The terms "electronic signature" and "digital signature" are often used interchangeably — but they mean very different things. Understanding the distinction helps you choose the right approach for your documents.
An electronic signature (e-signature) is any electronic mark that represents a person's intent to agree to a document. This includes a drawn signature on a touchscreen, a typed name in a signature font, a scanned image of a handwritten signature, or even clicking "I Agree" on a webpage. E-signatures are legally valid under laws like the ESIGN Act (US) and eIDAS (EU) for most business contracts.
A digital signature is a specific type of electronic signature that uses cryptographic technology — a public/private key pair — to mathematically bind the signer's identity to the document. Digital signatures provide a verifiable audit trail and are tamper-evident. Changes to the document after signing invalidate the signature. They require a digital certificate issued by a trusted Certificate Authority.
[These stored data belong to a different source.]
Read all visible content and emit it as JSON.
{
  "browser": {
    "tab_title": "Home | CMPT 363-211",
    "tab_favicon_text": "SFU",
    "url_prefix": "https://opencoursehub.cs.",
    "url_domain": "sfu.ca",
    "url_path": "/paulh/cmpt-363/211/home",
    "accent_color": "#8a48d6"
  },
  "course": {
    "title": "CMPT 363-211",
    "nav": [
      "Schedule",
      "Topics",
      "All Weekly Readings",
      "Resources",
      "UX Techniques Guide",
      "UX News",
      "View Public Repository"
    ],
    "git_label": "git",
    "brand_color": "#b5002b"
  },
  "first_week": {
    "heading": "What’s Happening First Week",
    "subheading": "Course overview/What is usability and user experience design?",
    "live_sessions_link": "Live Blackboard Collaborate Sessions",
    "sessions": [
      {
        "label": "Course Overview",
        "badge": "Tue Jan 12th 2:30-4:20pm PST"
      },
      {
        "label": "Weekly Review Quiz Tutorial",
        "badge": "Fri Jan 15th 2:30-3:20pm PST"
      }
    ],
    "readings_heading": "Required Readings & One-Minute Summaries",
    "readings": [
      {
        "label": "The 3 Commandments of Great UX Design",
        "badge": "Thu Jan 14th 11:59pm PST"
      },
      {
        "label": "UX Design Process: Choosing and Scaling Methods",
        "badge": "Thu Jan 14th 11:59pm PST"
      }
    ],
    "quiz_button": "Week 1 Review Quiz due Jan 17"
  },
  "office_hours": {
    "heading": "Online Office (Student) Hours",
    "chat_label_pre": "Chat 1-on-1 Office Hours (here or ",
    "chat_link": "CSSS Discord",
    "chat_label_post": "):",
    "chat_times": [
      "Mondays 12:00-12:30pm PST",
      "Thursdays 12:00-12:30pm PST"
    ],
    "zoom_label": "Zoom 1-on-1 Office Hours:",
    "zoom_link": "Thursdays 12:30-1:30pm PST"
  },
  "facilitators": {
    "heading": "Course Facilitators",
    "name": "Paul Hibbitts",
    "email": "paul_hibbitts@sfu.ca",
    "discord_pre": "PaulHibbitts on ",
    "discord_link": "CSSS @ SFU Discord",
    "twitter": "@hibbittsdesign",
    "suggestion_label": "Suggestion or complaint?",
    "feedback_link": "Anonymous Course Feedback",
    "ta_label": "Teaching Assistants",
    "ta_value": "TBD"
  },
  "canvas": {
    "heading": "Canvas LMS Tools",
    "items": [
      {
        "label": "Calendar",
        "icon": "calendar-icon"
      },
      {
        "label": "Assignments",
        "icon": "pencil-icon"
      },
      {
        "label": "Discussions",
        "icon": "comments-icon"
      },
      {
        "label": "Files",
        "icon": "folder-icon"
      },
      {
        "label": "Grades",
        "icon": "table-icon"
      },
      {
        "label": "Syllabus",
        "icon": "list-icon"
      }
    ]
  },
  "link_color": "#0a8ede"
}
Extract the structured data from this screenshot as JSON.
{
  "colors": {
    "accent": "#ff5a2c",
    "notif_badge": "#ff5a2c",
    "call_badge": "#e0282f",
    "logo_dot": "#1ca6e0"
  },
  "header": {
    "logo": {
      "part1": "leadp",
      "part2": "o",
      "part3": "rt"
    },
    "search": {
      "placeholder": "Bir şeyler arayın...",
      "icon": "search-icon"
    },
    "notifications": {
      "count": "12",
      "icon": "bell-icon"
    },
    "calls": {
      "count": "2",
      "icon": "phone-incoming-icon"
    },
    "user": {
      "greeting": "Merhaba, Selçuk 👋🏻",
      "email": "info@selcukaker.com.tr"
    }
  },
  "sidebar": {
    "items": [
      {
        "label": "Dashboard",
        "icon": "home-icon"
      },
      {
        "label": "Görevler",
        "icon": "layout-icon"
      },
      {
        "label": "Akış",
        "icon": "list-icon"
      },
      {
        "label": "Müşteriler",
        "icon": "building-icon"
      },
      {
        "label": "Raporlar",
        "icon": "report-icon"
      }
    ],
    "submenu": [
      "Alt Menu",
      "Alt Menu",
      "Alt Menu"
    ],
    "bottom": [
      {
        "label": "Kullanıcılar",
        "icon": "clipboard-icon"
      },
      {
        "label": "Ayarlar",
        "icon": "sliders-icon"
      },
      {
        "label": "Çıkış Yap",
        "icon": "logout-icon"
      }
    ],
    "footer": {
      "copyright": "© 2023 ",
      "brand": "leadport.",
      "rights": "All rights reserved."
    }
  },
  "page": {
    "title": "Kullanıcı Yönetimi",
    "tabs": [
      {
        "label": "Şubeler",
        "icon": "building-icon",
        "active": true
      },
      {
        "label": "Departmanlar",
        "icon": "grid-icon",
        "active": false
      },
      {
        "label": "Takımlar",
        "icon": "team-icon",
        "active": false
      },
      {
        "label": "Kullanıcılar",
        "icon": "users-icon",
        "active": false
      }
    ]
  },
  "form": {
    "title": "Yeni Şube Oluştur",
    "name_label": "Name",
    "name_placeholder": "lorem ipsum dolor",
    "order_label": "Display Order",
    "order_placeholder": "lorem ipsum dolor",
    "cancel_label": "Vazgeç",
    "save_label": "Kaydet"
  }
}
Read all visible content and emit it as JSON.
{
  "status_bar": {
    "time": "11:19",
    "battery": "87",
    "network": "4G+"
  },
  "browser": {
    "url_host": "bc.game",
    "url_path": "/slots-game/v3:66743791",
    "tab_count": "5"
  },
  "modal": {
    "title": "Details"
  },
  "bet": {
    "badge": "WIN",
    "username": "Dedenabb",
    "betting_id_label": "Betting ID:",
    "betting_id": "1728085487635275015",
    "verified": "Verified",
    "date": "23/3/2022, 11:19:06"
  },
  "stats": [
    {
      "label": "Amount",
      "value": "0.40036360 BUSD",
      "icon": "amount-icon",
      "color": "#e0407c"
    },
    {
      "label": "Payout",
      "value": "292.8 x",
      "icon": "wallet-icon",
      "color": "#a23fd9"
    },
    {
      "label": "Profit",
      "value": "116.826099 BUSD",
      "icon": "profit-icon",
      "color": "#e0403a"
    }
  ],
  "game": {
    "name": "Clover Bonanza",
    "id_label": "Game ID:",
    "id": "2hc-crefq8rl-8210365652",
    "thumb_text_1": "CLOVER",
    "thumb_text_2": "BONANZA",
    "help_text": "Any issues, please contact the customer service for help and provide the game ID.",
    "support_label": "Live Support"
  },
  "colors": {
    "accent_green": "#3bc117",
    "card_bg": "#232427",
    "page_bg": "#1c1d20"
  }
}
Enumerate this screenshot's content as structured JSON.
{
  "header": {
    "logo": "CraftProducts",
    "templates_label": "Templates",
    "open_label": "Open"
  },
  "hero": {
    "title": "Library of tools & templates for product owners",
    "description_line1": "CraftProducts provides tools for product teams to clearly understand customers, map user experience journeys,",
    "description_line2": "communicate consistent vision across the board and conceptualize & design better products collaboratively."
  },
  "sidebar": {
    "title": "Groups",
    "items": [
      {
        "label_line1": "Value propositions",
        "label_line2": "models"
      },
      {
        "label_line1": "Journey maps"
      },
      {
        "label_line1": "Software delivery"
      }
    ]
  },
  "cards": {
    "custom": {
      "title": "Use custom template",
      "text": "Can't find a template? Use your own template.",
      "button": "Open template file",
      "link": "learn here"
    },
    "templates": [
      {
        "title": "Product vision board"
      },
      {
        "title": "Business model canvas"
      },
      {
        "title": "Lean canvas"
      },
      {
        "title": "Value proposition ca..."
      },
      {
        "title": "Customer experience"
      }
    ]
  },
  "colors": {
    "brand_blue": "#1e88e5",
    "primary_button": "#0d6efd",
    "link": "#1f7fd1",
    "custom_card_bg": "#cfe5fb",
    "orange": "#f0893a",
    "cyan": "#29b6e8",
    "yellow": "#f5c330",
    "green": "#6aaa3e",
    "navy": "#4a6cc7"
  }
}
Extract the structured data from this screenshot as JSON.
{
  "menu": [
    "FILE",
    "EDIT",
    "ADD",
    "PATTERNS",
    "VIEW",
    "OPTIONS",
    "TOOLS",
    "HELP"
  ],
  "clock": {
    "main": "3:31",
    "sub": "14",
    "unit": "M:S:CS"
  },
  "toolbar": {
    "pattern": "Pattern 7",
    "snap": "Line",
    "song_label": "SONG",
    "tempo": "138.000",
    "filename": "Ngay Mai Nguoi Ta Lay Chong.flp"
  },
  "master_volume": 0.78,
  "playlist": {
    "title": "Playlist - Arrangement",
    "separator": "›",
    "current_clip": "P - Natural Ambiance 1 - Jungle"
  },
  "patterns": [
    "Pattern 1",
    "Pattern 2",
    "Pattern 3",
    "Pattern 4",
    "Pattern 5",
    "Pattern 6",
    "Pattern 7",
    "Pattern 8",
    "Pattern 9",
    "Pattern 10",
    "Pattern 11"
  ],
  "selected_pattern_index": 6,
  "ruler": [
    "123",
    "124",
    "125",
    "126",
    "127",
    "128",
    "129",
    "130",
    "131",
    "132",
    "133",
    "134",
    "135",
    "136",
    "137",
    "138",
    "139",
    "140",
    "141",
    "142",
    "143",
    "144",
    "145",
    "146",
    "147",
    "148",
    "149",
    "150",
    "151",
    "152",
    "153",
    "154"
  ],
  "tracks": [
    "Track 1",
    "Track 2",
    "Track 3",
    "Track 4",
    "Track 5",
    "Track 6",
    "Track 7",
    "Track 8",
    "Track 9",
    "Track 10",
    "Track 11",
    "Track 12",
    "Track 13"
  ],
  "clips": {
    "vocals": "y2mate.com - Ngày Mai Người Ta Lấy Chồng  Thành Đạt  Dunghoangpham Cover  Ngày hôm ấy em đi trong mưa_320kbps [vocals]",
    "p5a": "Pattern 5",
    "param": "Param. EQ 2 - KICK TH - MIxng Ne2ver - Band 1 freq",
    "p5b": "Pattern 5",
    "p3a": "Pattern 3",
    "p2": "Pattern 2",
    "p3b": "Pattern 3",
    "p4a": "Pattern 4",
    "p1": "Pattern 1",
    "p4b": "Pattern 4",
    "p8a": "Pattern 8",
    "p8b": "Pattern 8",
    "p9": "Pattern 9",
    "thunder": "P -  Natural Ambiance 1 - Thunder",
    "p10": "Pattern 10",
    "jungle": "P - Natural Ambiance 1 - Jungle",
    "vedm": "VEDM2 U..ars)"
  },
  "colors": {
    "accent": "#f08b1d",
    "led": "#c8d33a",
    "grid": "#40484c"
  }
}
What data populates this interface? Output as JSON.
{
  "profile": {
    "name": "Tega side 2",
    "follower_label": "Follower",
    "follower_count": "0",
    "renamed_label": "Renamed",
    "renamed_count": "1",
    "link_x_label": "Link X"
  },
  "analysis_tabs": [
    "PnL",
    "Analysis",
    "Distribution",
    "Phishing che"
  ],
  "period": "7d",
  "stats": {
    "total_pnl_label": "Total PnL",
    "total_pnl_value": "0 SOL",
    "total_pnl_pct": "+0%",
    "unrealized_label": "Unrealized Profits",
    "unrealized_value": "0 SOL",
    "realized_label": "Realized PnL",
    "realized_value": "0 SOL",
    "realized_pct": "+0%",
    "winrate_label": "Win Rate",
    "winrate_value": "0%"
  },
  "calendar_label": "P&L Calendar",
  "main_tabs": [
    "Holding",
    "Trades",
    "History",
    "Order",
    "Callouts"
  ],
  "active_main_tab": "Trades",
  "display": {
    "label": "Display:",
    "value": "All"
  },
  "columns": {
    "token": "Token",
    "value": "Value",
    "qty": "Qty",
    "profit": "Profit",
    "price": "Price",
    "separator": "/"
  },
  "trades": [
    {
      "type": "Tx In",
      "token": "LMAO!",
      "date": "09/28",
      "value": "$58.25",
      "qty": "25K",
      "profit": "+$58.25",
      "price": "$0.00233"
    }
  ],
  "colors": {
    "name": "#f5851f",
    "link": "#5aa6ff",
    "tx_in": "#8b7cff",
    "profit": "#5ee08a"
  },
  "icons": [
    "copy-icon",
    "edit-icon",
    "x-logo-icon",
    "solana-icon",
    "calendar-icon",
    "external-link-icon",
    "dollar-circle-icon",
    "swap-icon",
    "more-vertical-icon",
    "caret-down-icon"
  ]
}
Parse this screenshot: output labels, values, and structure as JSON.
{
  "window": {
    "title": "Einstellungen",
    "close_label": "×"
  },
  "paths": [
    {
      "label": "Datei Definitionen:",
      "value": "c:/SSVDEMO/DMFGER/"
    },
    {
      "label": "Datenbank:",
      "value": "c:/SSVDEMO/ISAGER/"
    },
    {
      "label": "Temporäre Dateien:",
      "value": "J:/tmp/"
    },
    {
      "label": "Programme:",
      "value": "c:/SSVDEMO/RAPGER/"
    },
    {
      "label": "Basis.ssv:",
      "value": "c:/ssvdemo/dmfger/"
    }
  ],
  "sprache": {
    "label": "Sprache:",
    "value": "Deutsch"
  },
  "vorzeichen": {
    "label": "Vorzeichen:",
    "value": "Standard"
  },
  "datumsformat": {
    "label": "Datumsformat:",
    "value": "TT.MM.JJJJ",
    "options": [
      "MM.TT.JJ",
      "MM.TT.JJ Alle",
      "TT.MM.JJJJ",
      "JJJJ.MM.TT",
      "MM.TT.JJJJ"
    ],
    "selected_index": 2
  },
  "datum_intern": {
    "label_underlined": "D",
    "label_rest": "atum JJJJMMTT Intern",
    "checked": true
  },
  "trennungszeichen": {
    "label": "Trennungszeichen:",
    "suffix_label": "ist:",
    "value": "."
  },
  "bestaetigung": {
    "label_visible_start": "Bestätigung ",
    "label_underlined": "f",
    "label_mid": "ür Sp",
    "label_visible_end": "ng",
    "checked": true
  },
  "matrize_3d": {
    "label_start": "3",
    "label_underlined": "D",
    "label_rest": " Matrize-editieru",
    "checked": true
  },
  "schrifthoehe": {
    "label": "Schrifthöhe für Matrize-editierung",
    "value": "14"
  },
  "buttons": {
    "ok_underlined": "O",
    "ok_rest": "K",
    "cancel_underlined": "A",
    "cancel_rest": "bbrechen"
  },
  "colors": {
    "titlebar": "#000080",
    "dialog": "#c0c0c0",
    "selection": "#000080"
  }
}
E-signatures are appropriate for standard business contracts, NDAs, employment agreements, sales contracts, rental agreements, and most everyday documents where the parties trust each other's identity. Services like pdfeditor.onl create electronic signatures.
Tip: For the vast majority of business use cases — including legally binding contracts — a simple e-signature is sufficient and legally enforceable.
Digital signatures are required for regulated industries with strict identity verification requirements — such as pharmaceutical trial documentation, government filings, medical device compliance, and financial instruments subject to specific regulations. They require a paid certificate from a Certificate Authority.
Yes, for most contracts. Under ESIGN (US), eIDAS (EU), and equivalent laws in over 60 countries, electronic signatures are legally enforceable for standard commercial agreements.
Electronic signatures. The drawn or typed signature is embedded as a visual mark into the PDF. It is legally valid for most business contracts but does not include a cryptographic certificate.
Digital signatures require identity verification through a Certificate Authority. Electronic signatures rely on the surrounding context — email records, IP logs, and timestamp data — as evidence of intent.